How could you ever leave a man who is so eager to please all the damn time? Turn to this page. Hot tramp.
However…this is a more plum offer than you’re likely to ever get. If you’d rather pick up that box, forget his confession, and get thee to America, turn to this page.
“You will have to work that out for yourself,” you sniff at Cad. Taking Benedict’s arm, you stalk out of the room with your head held high.

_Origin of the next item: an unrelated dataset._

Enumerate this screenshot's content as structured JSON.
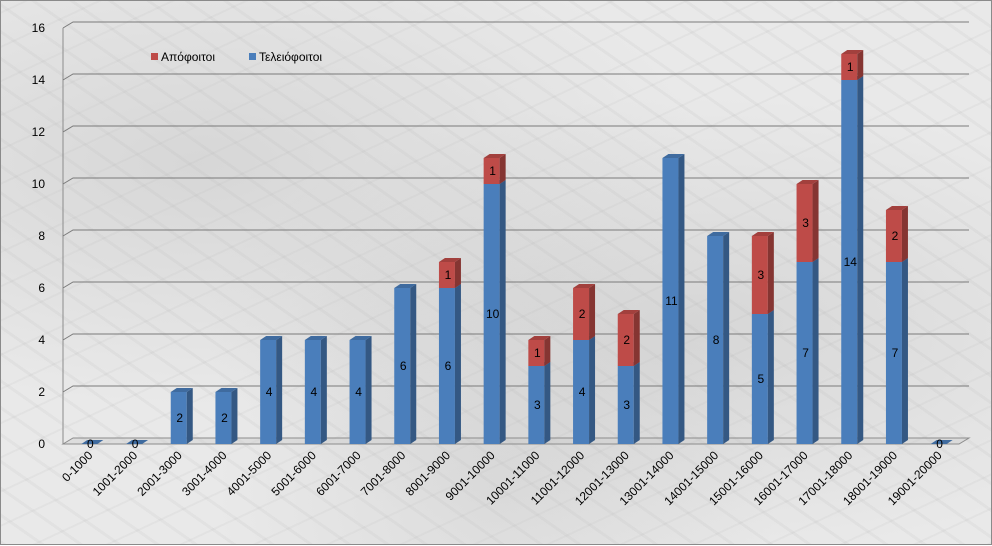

“This is not over! Not as long as I live!” cries Cad, lunging wildly at the two of you. You nod at Benedict, your eyes meeting in an almost psychic connection. Benedict grabs an erotically shaped lamp and strikes the blackguard squarely across the jaw. As Cad staggers away, you stick out your foot.
Cad, blinded by rage and the remnants of the smashed lamp, fails to notice. He trips and goes flying into an elegant glass-fronted cabinet. There is an almighty crash, and he slumps unconscious to the floor.
“Well, I think we best be going,” mutters Benedict. “But first…” He throws the suggestive lamp to one side, turns to you with fire in his eyes, and kisses you deeply. You cling to him like a drowning man to a raft. But you cannot spend all evening kissing in a brothel when you may have accidentally killed a man.
A low groan rises from the shattered remains of the cabinet. Cad is clearly still alive, if not entirely happy.
You and Benedict reluctantly pull away from each other and gaze at the broken man, broken furniture, and crushed watercress sandwiches strewn before you.